SC not against Aadhaar for PAN cards, I-T returns

SC not against Aadhaar for PAN cards, I-T returns

Not must for welfare schemes: apex court

SC not against Aadhaar for PAN cards, I-T returns
The Supreme Court on Monday granted virtual approval to the government’s move to make Aadhaar compulsory for bank accounts, I-T returns and PAN cards. The court, however, reiterated that the government cannot make it mandatory for availing the benefits of different welfare schemes.

“If we understand the previous orders in the right context, we think you cannot enforce it (Aadhaar) for extending benefits,  but you can do it otherwise... something like for opening a bank account, it is not a benefit, so Aadhaar can be pressed for,” a three-judge bench headed by Chief Justice J S Khehar said.

“Filing income tax returns is any benefit? No. We don’t think so. You can ask someone to have a bank account on the basis of Aadhaar. That is not a benefit. But if you want to make it mandatory for a poor to get his meager pension, that could mean extending a benefit,” the bench, also comprising Justices D Y Chandrachud and Sanjay K Kaul, said. The court made these observations even as it declined to grant a plea for a definite date for considering a batch of matters relating to the validity of Aadhaar.

The government had announced making Aadhaar, issued by the UIDAI, mandatory for income tax returns and PAN cards to avoid duplicity. It also issued directives to telecom operators to reverify users using Aadhaar following a nod from the apex court in a separate case.

Appearing for petitioner K S Puttaswamy, senior advocate Shyam Divan pointed out that the government was coming up with notifications one after the other, making Aadhaar mandatory for different services and schemes.

Puttaswamy is a retired judge of the Karnataka High Court.
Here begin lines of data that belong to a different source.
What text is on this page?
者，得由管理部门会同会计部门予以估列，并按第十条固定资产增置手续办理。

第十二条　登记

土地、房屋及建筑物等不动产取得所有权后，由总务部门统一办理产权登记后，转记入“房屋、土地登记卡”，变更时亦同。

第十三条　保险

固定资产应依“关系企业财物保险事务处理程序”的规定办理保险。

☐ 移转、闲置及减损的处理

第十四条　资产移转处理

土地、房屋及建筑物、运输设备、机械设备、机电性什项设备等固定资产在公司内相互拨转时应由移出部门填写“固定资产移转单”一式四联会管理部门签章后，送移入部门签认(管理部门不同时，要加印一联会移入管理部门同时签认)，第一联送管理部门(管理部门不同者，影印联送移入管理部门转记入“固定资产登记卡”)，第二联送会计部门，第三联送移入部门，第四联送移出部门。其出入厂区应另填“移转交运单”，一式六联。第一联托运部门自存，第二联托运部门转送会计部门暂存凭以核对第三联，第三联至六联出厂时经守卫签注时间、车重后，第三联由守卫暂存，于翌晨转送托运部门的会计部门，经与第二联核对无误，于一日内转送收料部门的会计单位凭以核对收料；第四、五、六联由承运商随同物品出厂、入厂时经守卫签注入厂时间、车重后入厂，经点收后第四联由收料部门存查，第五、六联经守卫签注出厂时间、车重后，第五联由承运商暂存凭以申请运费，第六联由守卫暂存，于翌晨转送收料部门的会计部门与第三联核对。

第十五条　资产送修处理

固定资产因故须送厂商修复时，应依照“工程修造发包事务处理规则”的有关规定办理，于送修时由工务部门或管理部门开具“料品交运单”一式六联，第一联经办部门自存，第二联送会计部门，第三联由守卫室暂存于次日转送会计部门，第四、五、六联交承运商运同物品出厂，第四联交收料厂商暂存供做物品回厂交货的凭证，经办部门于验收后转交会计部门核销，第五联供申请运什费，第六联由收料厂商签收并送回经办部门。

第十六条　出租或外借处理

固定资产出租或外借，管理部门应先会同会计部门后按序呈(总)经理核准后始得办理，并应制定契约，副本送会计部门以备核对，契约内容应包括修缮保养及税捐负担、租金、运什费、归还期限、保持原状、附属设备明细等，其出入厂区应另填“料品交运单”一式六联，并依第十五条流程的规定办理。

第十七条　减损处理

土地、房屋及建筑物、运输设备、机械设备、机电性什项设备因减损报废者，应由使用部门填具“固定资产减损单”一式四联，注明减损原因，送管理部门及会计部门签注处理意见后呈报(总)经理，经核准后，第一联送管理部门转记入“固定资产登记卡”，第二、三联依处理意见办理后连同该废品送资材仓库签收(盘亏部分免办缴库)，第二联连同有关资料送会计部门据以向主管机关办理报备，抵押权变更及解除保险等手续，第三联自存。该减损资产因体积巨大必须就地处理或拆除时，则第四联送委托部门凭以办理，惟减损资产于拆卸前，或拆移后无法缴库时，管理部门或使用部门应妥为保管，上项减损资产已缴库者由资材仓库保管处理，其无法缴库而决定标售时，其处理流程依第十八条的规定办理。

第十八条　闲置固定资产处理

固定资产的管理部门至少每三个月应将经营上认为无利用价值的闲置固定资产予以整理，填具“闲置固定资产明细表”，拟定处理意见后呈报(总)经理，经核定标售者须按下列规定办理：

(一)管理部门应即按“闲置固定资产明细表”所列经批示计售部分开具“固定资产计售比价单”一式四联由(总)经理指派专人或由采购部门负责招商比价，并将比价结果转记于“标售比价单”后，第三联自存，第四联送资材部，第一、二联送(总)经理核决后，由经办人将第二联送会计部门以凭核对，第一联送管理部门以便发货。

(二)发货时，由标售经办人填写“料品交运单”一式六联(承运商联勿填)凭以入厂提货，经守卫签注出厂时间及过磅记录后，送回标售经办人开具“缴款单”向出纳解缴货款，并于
Divan contended the apex court’s orders were being breached by the government. He said the court had categorically stated that no person should suffer for not getting the Aadhaar card, by making it voluntary only.

Divan also sought direction to set up a Constitution bench to deal with the issue. Disallowing the request, the bench said, “We think this will have to go to a seven-judge bench. It is going to take us some time to spare seven judges.”